Ini Aku - Rantai Andromeda 6
Apakah harus seperti itu? Dijatuhkan dulu baru diangkat tinggi. Haruskah terlebih dulu membuat luka sekedar untuk mengenalkan rasa sesal dan memahami arti kata maaf. Haruskah mimpi siapapa terlebih dahulu dihina sebelum membuatnya menjadi nyata? Berjalan seorang diri, sedangkan begitu banyak pasang
mata yang sengaja memperhatikan.
Haruskah seperti itu alur kisah pejuang yang
tangguh? Menelan sendiri pahit dan getir, menahan perihnya luka dan tetes
airmata. Menikmati sendiri rintik hujan yang turun ditanah lapang yang gersang. Seperti riak lautan yang
sengaja menyapu lantai, suara sumbang seketika berubah menjadi riuh sorak
bergembira, bola-bola mata kembali pada posisinya semula, seakan sengaja menambahkan efek cahaya. Pedang tajam
tak bertulang kembali disarungkan, menyanjung, memuji, mengagumi, membesarkan hati, saat mengetahui yang selama ini dihina telah merubah diri menjadi
pejuang yang tangguh.
Yang
seperti itu, apakah dibenarkan? Sengaja mengabaikan, tak jarang menghina dan menjatuhkan mimpi yang dimiliki dengan alasan untuk
menguji, melatih mental sang pejuang agar menjadi sekuat baja. Yang
seperti itu, apakah terbebas dari tuduhan tak berempati? Aah, tak membutuhkan jawaban, karena aku pun pernah melakukan hal itu pada adikku sendiri.

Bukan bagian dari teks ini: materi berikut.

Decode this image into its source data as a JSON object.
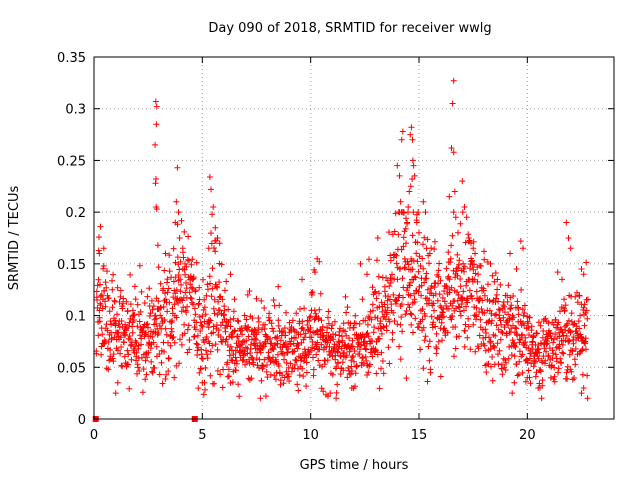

Dengan alasan yang sama, seperti apa yang tengah aku alami saat ini. Berharap adikku pun
memiliki mental sekuat baja, dan tetap berdiri tegak walau tak ada bahu-bahu lapang yang dapat membantunya untuk sekedar bersandar. Harus selalu berusaha untuk bisa kembali berdiri, saat angin
kehidupan datang menerpa terlalu kencang dan tak ada satu pun kawan yang
tergerak untuk mengulurkan tangan.
Dosa, salah, khilaf. Walau terlambat untuk mengenal dan ikut menikmati indahnya rona
dunia, tak perduli jauh tertinggal dibelakang, tak perduli jika kebanyakan orang telah berhasil menggapai bintang, atau bahkan mengelilingi bulan. Sedangkan aku baru saja mulai untuk berlatih menggerakkan kembali kedua kaki ini. Berserah
diri sepenuhnya pada Sang Pemberi hidup, kepada Sang Penolong, yang
selalu menjaga bahkan diam-diam menyiapkan bala bantuan.
Rasa Syukur tak pernah terputus, untuk setiap perantara yang telah membantu meracik serbuk ajaib semesta. Tergerak, bergerak, saling bahu-membahu, menyelaraskan diri saat hati mereka tersentuh oleh kekuasaan-Nya.